Africa's environmental history is written in the hearts of its people according to their demographics. Much of the primordial experience is reflected in the peoples' relationship with the earth rather than collecting precious zoological, metallurgical, and anthropological specimens or discovery proclamations. Nevertheless, many people have argued that the adverse effect of governance, economics, and sociology on the continent is causing the environment's quality to deteriorate at a profound pace.
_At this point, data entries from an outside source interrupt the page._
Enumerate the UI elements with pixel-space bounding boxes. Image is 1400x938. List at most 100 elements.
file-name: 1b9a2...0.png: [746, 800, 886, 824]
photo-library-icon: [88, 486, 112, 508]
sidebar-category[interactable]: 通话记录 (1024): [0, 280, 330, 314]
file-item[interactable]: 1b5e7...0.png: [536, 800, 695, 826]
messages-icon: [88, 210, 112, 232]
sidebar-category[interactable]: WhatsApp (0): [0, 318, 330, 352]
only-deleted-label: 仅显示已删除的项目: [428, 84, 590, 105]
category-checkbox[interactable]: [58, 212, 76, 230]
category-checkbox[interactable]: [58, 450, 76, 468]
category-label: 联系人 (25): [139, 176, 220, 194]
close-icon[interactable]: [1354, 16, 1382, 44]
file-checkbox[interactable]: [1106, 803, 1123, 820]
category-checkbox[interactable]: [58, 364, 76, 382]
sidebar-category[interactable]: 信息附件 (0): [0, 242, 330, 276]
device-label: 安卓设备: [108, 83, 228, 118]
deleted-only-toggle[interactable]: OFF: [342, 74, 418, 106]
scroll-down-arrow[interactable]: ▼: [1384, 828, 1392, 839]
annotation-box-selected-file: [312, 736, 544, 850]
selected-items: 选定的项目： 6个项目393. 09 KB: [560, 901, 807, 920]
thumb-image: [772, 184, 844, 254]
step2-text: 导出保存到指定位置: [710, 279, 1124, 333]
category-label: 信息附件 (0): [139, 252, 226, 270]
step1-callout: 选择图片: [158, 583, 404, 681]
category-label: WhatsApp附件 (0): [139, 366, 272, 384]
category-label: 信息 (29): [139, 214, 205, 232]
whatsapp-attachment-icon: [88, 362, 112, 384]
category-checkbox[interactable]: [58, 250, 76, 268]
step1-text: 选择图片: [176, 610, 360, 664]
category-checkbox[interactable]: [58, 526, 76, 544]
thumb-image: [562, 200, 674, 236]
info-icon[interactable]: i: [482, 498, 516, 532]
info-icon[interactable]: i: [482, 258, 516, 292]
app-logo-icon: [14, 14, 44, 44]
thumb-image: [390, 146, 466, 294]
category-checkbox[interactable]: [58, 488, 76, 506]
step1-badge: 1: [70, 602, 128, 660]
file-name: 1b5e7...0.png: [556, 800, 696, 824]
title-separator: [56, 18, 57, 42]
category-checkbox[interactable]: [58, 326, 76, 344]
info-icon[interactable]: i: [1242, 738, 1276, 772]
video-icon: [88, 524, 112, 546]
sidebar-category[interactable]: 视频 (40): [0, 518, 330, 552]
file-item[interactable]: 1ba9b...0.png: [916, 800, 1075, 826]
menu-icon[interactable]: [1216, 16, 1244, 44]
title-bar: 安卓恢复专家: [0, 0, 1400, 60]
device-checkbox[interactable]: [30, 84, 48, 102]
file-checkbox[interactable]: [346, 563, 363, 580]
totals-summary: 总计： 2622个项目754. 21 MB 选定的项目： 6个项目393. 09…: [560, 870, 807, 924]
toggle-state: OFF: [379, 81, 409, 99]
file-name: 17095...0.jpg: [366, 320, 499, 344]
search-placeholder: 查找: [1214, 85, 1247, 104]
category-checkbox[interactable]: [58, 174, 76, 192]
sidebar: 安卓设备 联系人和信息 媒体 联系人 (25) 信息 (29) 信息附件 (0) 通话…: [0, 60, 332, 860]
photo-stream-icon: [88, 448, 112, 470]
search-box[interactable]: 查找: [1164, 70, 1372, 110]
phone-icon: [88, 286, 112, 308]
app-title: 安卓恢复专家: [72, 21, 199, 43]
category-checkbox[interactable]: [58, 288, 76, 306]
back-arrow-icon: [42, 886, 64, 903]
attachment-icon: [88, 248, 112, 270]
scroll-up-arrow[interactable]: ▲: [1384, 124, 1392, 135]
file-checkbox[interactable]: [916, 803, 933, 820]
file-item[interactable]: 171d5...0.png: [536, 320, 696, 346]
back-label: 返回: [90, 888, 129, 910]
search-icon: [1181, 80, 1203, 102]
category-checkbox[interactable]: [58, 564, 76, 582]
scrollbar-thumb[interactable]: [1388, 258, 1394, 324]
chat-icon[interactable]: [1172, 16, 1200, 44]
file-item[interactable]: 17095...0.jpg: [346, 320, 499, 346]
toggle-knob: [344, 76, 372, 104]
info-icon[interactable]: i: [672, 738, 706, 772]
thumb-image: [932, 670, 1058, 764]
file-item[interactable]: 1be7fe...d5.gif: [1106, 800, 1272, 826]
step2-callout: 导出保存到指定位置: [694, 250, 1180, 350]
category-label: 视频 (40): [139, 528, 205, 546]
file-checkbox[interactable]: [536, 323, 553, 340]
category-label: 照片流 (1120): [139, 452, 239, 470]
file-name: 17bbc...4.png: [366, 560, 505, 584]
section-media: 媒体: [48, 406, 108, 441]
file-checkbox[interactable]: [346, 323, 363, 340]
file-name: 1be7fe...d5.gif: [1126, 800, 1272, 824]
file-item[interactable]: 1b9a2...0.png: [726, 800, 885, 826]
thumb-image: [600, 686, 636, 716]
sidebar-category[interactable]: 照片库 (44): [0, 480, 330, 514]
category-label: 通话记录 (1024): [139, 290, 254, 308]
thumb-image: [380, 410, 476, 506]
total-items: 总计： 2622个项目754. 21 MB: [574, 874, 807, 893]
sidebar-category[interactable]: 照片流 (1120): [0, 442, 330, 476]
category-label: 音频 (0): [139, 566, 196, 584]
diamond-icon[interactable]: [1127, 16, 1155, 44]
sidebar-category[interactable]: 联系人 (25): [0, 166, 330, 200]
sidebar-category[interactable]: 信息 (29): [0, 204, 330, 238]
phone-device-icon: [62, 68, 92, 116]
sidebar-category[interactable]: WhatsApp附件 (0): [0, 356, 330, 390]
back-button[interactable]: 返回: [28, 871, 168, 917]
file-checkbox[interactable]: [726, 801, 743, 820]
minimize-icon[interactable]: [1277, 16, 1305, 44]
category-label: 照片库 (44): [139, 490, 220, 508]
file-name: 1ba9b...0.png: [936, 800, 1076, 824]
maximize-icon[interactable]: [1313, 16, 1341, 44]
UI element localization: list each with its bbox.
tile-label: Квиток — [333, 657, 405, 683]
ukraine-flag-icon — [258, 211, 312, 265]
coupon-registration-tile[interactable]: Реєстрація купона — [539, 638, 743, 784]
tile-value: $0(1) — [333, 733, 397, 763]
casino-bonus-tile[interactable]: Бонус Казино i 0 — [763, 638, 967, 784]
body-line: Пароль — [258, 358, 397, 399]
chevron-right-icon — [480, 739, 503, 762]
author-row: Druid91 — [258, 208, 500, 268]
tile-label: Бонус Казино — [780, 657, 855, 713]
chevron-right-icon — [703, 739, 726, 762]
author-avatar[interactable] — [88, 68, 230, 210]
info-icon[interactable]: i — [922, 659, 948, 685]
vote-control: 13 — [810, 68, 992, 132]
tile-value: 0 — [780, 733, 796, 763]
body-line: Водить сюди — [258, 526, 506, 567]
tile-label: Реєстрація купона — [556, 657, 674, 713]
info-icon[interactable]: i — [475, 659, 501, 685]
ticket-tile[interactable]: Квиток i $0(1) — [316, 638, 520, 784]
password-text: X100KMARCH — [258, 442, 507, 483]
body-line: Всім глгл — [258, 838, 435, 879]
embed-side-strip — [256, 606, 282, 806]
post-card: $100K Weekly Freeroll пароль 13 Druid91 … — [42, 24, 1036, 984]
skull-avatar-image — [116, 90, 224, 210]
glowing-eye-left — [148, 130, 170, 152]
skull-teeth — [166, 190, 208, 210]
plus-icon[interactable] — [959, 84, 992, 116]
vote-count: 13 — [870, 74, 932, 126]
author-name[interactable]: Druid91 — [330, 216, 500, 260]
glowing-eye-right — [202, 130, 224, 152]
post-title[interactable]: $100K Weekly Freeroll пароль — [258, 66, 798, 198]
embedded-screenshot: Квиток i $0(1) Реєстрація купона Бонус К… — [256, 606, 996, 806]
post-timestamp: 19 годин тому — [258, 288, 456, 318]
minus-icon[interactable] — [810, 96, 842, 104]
Greener Africa's debut episode explores the process of interaction between native plants, soils, climate, and animals with human action and response over the period pre-1700 to 2000. Environmental history rarely falls neatly into specific dates, nor can a history encompass all of Africa rest on a fixed bookend date. In the late twentieth century, Africa's environment has changed from what Africans and outsiders observed in 1800. There are relatively widespread beliefs that degradation rather than merely change has been a dominant theme: the allegedly destructive processes include deforestation, erosion, loss of soil fertility, increasing drought, and biodiversity loss.
Media imagery and accounts of declining natural resources have dominated public perceptions of Africa. How accurate are these assertions of environmental decline? Who are the victims, and who are the perpetrators? What and where are the casualties? This discussion will encourage a test of those arguments and help illustrate the processes that shaped Africa's environmental history in the last few centuries of the millennium.